Species Co-Occurrence Patterns among Lyme Borreliosis Pathogens in the Tick Vector Ixodes ricinus
Applied and Environmental Microbiology, 2013
Mixed infections have important consequences for the ecology and evolution of host-parasite interactions. In vector-borne diseases, interactions between pathogens occur in both the vertebrate host and the arthropod vector. Spirochete bacteria belonging to the Borrelia burgdorferi sensu lato genospecies complex are transmitted by Ixodes ticks and cause Lyme borreliosis in humans. In Europe, there is a high diversity of Borrelia pathogens, and the main tick vector, Ixodes ricinus, is often infected with multiple Borrelia genospecies. In the present study, we characterized the pairwise interactions between five B. burgdorferi sensu lato genospecies in a large data set of I. ricinus ticks collected from the same field site in Switzerland.
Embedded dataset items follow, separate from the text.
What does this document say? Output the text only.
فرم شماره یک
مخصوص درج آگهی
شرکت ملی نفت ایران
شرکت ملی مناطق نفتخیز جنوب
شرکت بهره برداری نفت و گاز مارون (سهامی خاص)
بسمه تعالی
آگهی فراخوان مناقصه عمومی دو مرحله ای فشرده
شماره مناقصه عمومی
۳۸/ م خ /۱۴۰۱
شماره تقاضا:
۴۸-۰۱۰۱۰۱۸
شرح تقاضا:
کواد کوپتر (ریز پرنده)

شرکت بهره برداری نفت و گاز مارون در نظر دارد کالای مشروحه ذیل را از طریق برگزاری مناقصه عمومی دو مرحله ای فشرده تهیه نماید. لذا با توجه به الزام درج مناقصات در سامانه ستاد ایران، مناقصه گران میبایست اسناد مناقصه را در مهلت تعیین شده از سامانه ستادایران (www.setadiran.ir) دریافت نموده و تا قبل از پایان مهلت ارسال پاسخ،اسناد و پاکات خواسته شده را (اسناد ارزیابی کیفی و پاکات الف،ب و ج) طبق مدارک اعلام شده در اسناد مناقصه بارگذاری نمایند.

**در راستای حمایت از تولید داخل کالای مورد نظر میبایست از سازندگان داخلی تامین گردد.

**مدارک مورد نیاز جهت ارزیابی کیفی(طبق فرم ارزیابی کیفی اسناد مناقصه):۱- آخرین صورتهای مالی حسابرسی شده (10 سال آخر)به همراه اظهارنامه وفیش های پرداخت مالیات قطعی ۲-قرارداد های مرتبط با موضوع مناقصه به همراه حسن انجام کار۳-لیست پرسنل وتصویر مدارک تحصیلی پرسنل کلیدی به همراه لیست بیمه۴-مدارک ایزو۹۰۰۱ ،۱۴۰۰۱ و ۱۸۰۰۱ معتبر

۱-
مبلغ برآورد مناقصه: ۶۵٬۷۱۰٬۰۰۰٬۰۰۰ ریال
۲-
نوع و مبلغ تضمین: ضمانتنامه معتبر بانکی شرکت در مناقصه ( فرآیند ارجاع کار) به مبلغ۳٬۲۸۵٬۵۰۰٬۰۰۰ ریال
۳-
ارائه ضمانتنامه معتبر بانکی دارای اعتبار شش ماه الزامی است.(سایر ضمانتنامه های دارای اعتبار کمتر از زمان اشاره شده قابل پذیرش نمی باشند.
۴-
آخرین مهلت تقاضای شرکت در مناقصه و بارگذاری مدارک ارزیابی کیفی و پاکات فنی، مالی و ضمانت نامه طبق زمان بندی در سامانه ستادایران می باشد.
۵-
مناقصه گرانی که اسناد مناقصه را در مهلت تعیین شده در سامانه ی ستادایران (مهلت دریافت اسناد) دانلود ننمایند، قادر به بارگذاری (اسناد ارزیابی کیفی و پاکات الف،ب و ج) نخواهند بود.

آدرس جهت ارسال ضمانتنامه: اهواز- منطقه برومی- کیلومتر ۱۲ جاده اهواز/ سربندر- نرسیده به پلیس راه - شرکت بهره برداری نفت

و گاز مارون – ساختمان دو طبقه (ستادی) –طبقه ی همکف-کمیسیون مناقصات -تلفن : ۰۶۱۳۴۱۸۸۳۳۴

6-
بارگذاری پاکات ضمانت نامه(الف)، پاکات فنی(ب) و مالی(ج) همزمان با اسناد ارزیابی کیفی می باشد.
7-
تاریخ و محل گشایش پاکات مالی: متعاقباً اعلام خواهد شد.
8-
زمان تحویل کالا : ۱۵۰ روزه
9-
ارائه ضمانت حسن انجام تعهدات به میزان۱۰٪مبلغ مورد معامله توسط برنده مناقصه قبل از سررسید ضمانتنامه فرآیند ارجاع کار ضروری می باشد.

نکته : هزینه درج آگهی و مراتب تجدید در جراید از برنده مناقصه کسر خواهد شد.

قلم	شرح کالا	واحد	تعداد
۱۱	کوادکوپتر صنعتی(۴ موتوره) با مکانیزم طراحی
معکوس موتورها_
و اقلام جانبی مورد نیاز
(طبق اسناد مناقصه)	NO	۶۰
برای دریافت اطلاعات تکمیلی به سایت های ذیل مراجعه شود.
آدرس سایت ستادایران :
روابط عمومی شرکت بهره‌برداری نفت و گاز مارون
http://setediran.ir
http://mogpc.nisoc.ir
We measured two types of pairwise interactions: (i) co-occurrence, whether double infections occurred more or less often than expected, and (ii) spirochete load additivity, whether the total spirochete load in double infections was greater or less than the sum of the single infections. Mixed infections of Borrelia genospecies specialized on different vertebrate reservoir hosts occurred less frequently than expected (negative co-occurrence) and had joint spirochete loads that were lower than the additive expectation (inhibition). In contrast, mixed infections of genospecies that share the same reservoir hosts were more common than expected (positive cooccurrence) and had joint spirochete loads that were similar to or greater than the additive expectation (facilitation). Our study suggests that the vertebrate host plays an important role in structuring the community of B. burgdorferi sensu lato genospecies inside the tick vector.